Oct. 23 (Bloomberg) -- The Canadian dollar lost the most since June after the Bank of Canada dropped language about the need for future interest-rate increases that has been in place for more than a year, citing greater slack in the economy.
The currency fell against the majority of its 16 most-traded peers as Governor Stephen Poloz maintained the benchmark rate on overnight loans between commercial banks at 1 percent for the 25th consecutive meeting, as forecast by all 23 economists in a Bloomberg News survey. Inflation will remain less than the 2 percent target until the end of 2015, two quarters longer than forecast in July, with the risks of further weakness taking on “increasing importance,” the bank said.
“We’ll be lucky to see dollar/CAD stick to current levels in a three to six month time frame,” said Geoffrey Yu, a senior foreign-exchange strategist at UBS AG, by phone from London. “Unless data begins to register blowout numbers, like 3 percent inflation for three straight months, it’s really hard to see Bank of Canada changing their tack anytime soon.”
The loonie, as the Canadian dollar is known for the image of the aquatic bird on the C$1 coin, fell 0.9 percent to C$1.0382 per U.S. dollar at 5 p.m. in Toronto. It dropped to as low as C$1.0397, or 1.1 percent, the biggest drop since June 20. One loonie buys 96.32 U.S. cents.
The currency traded weaker than its 50-, 100-, and 200-day moving averages for the first time since Oct. 16.
“Those risks are balanced as we sit here,” Poloz said when asked if Canadian interest rate rises or cuts were equally likely. “Policy is dependent on the data flow and how it impacts our outlook for inflation.”
Canada’s benchmark 10-year government bonds rose, with yields falling five basis points, or 0.05 percentage point, to 2.43 percent, touching the lowest since July 23. The 1.5 percent security maturing in June 2023 added 40 cents to C$92.06.
Poloz’s predecessor Mark Carney inserted the so-called tightening bias last year to curb mounting household debts, which he called the greatest danger to the Canadian economy.
“Poloz decided to roll the dice a little bit,” said David Watt, chief economist at the Canadian unit of HSBC Holdings Plc, by phone from Toronto. “I thought they’d continue to leave in place that the next move would eventually be a rate hike, but this time they’ve said, ’look, we acknowledge the risks in the household sector, but inflation is too low and our outlook is not panning out the way we anticipated.”
The bank’s economic growth forecast for this year was cut to 1.6 percent from 1.8 percent.

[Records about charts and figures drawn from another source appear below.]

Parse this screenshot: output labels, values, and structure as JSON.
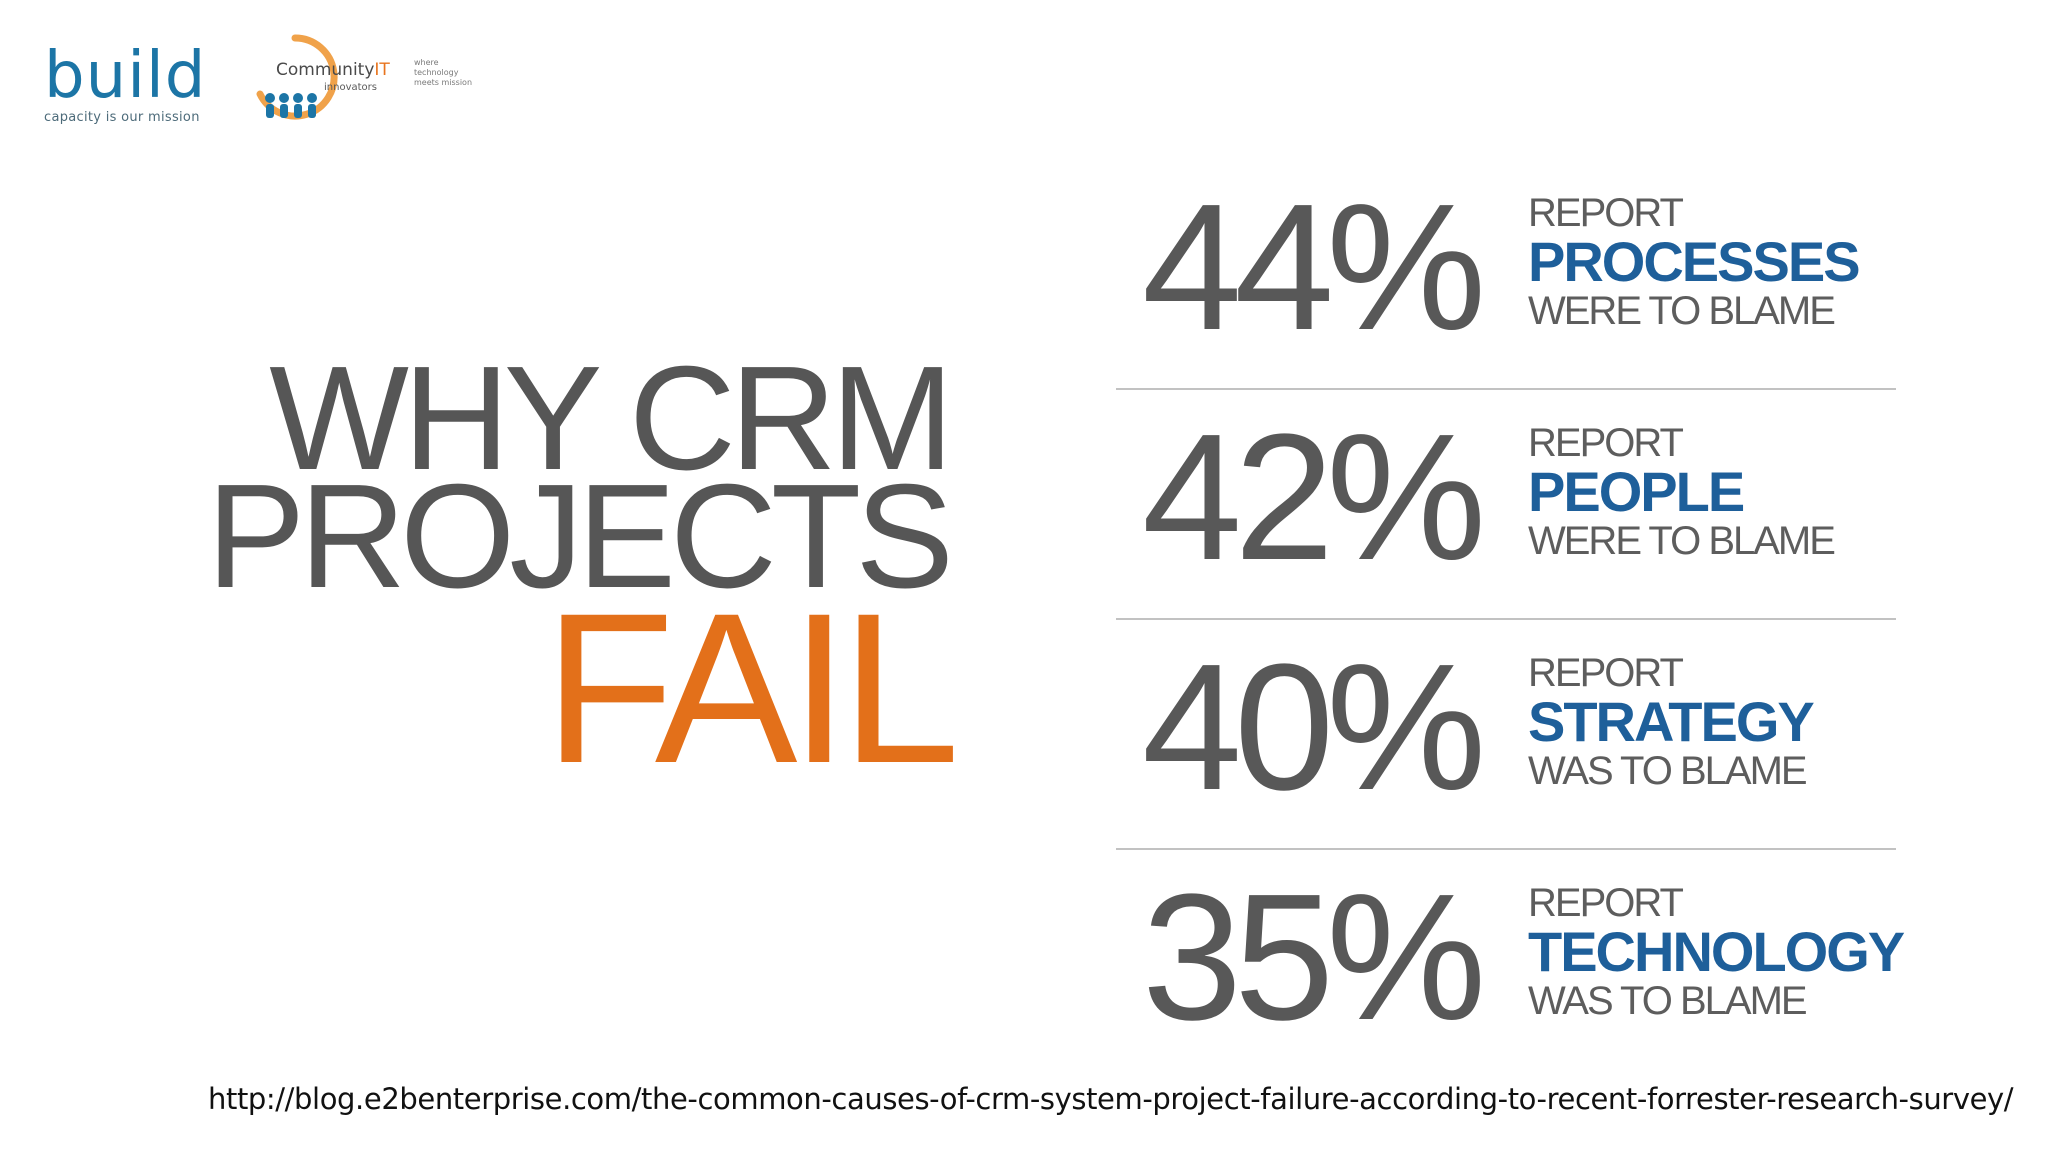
{
  "logos": {
    "build": {
      "name": "build",
      "tagline": "capacity is our mission"
    },
    "community_it": {
      "name_main": "Community",
      "name_accent": "IT",
      "sub": "innovators",
      "tagline": "where technology meets mission"
    }
  },
  "headline": {
    "line1": "WHY CRM",
    "line2": "PROJECTS",
    "line3": "FAIL"
  },
  "stats": [
    {
      "percent": "44%",
      "top": "REPORT",
      "keyword": "PROCESSES",
      "bottom": "WERE TO BLAME"
    },
    {
      "percent": "42%",
      "top": "REPORT",
      "keyword": "PEOPLE",
      "bottom": "WERE TO BLAME"
    },
    {
      "percent": "40%",
      "top": "REPORT",
      "keyword": "STRATEGY",
      "bottom": "WAS TO BLAME"
    },
    {
      "percent": "35%",
      "top": "REPORT",
      "keyword": "TECHNOLOGY",
      "bottom": "WAS TO BLAME"
    }
  ],
  "source": {
    "url": "http://blog.e2benterprise.com/the-common-causes-of-crm-system-project-failure-according-to-recent-forrester-research-survey/"
  },
  "colors": {
    "accent_orange": "#e3701a",
    "keyword_blue": "#1e5f9a",
    "text_gray": "#565656",
    "build_blue": "#1c75a6"
  }
}
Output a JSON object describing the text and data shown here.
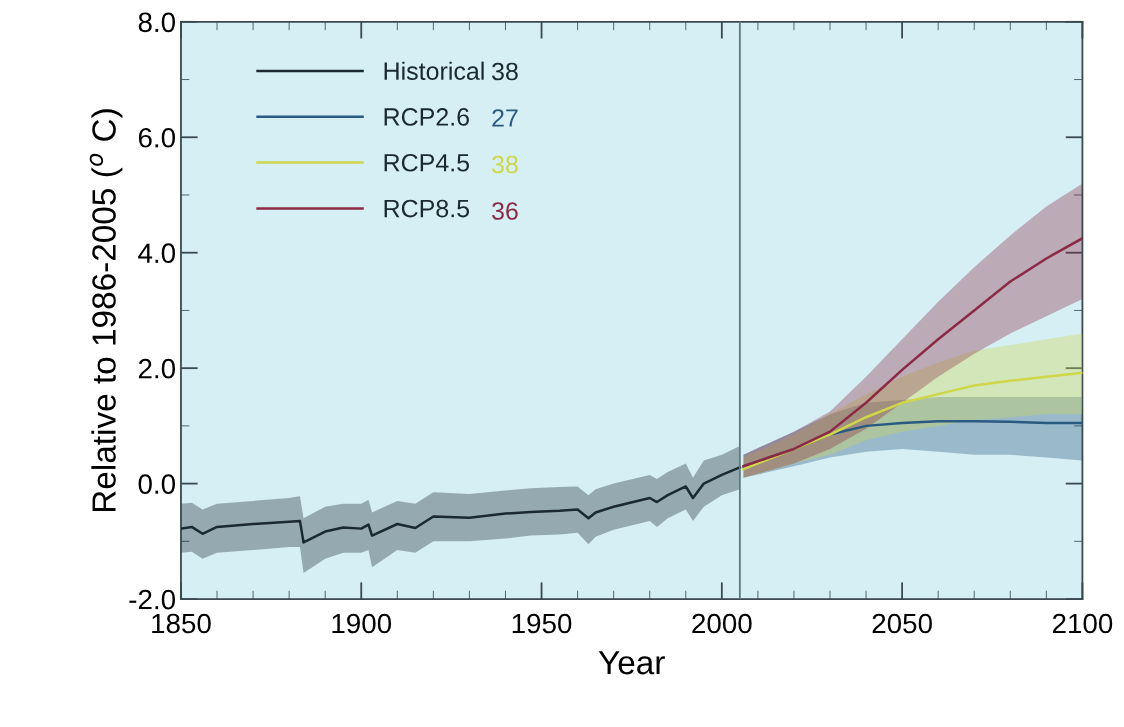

The outlook for 2014 was lowered to 2.3 percent from 2.7 percent and the 2015 projection trimmed to 2.6 percent from 2.7 percent.
“Finally, the Bank of Canada is catching up with reality, Charles St-Arnaud, a foreign-exchange strategist at Nomura Holdings Inc., said by phone from New York. ‘‘The new growth forecasts brings them in line with what the International Monetary Fund had in October. A correction in the Canadian dollar was needed, and this will help get us there.’’
Futures of crude oil, Canada’s largest export, fell 0.7 percent to $97.14 per barrel, reaching the lowest level since July 1. The discount Canadian oil producers face compared to prices for the U.S. benchmark was $31.75, the most in two weeks.
The Canadian dollar has fallen 3.5 percent this year against nine developed nation currencies tracked by the Bloomberg Correlation-Weighted Index. The Australian dollar is down 6.8 percent, and the U.S. dollar has added 1.5 percent.